Belgischer Risikoreaktor Aachener Behörden verteilen Jodtabletten gegen Strahlung
Experten bezweifeln, dass das belgische Atomkraftwerk Tihange in der Nähe von Aachen wirklich sicher ist. Die deutschen Behörden beginnen deshalb mit der Verteilung von Jodtabletten.
Das Schreckenszenario: Im belgischen Atomkraftwerk Tihange kommt es zum Unfall, radioaktive Strahlung tritt aus, mit Westwind treibt die radioaktive Wolke auf die Region Aachen zu. Keine 70 Kilometer liegen zwischen der deutschen Stadt und dem Kernkraftwerk, das wegen Sicherheitsbedenken umstritten ist.
In der Grenzregion gibt es deshalb große Zweifel, dass im Ernstfall die Zeit reicht, die Bevölkerung mit hoch dosierten Jodtabletten zu versorgen. Am Freitag beginnt deshalb die Verteilung dieser Tabletten an die Einwohner. Sie sollen verhindern, dass die Schilddrüse radioaktives Jod aufnimmt. Eine Maßnahme, die bisher bundesweit nur in Ausnahmefällen und in sehr begrenzten Bereichen zugelassen wurde.
Es gibt viele Unbekannte in den in Aachen durchgespielten Szenarien: Passiert der Unfall tagsüber, nachts, in der Ferienzeit, wie stark ist der Wind, regnet es? "Je nachdem wie das genaue Szenario aussieht, haben wir ganz große Zweifel, dass wir es schaffen, Jodtabletten rechtzeitig zu verteilen", begründet der Aachener Verteilungskoordinator Markus Kremer die Maßnahme. Sofort müssten über die Stadt verteilt und an fußläufig zu erreichenden Punkten Ausgabestellen eingerichtet werden, "und das in einer Zeit, wo nicht nur geringe Unruhe entsteht", beschreibt er die Herausforderung.
Tabletten sollen Schilddrüsenkrebs verhindern
Menschen bis zu 45 Jahren, Schwangere und Stillende haben ein Anrecht auf die kostenlosen Tabletten, die Schilddrüsenkrebs verhindern sollen. Sie können in der Aachener Region bis Ende November über einen Link im Internet Bezugsscheine beantragen, die sie in beteiligten Apotheken einlösen.
Die Behörden rechnen damit, dass mehr als jeder Dritte das Angebot wahrnimmt. Es gebe eine hohe Sensibilität. Auch bei der Aachener Familie Vitr. Die ist längst in die Apotheke gegangen und hat sich die Tabletten selbst gekauft. Das Ehepaar Mirco und Anika haben die Tabletten jetzt immer im Portemonnaie bei sich - auch für ihre fünf und zwei Jahre alten Kinder.
Die Gesundheit ist nicht die einzige Sorge.
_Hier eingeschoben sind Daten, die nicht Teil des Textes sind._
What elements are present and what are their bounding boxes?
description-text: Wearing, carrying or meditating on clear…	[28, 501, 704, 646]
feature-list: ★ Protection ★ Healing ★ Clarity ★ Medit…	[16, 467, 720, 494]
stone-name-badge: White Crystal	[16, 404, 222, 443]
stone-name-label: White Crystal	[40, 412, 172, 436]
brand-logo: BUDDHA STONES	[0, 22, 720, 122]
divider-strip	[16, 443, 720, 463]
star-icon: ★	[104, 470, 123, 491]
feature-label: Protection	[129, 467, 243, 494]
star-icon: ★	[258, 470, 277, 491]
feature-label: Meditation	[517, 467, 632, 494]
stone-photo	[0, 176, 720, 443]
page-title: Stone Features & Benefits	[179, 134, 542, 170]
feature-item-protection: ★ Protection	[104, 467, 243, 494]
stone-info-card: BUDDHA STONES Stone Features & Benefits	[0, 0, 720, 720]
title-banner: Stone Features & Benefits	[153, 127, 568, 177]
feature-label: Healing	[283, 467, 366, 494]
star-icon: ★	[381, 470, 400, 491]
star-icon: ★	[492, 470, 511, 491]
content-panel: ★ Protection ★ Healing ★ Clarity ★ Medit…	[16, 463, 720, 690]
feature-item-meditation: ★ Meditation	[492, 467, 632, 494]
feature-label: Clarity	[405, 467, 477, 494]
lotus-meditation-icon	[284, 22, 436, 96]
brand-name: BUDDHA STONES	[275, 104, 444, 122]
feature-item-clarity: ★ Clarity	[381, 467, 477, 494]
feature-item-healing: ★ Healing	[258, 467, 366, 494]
Was wäre denn mit ihrem schmucken Einfamilienhaus im Ernstfall, fragen sich die Vitrs: "Man hat eine Immobilie, zahlt ab. Was ist, wenn man alles verlassen muss?" fragt Mirco Vitr. Im Bekanntenkreis sei das durchaus ein Thema. Der 38-Jährige erinnert sich an seine Kindheit, als er nach der Atomkatastrophe von Tschernobyl nicht mehr im Sandkasten seines Onkels spielen durfte.
"Keine Kontrolle über das Geschehen"
Durch die Verteilung der Tabletten verändert sich nach Meinung des Heidelberger Psychologen Professor Joachim Funke auch das Risiko-Empfinden der Menschen in der Region: "Mit der Verteilung von Jod-Tabletten erhöht sich die Risiko-Wahrnehmung, weil die Behörden ja offensichtlich den Eindruck haben, dass sie ihre Strategie ändern müssen."
Je nach Typ reagierten Menschen unterschiedlich auf die Situation: Die einen würden mehr grübeln, die anderen meinten, sie hätten mit den Jodtabletten alles unter Kontrolle. "Aber das ist nur eine Scheinkontrolle. Denn mit den Jodtabletten habe ich ja nicht wirklich Kontrolle über das Geschehene", sagt Funke.
Und dann gibt es vielleicht noch die Sorglosen, die die Sorgen anderer nicht ernst nehmen - und nichts tun. Für die würden im Ernstfall noch Jodtabletten ausgegeben, sagt der Aachener Ausgabekoordinator Kremer. Aber das wäre in keinem Fall so entspannt wie jetzt: "Wir appellieren, die Chance einfach jetzt zu nutzen und sich den Druck zu nehmen."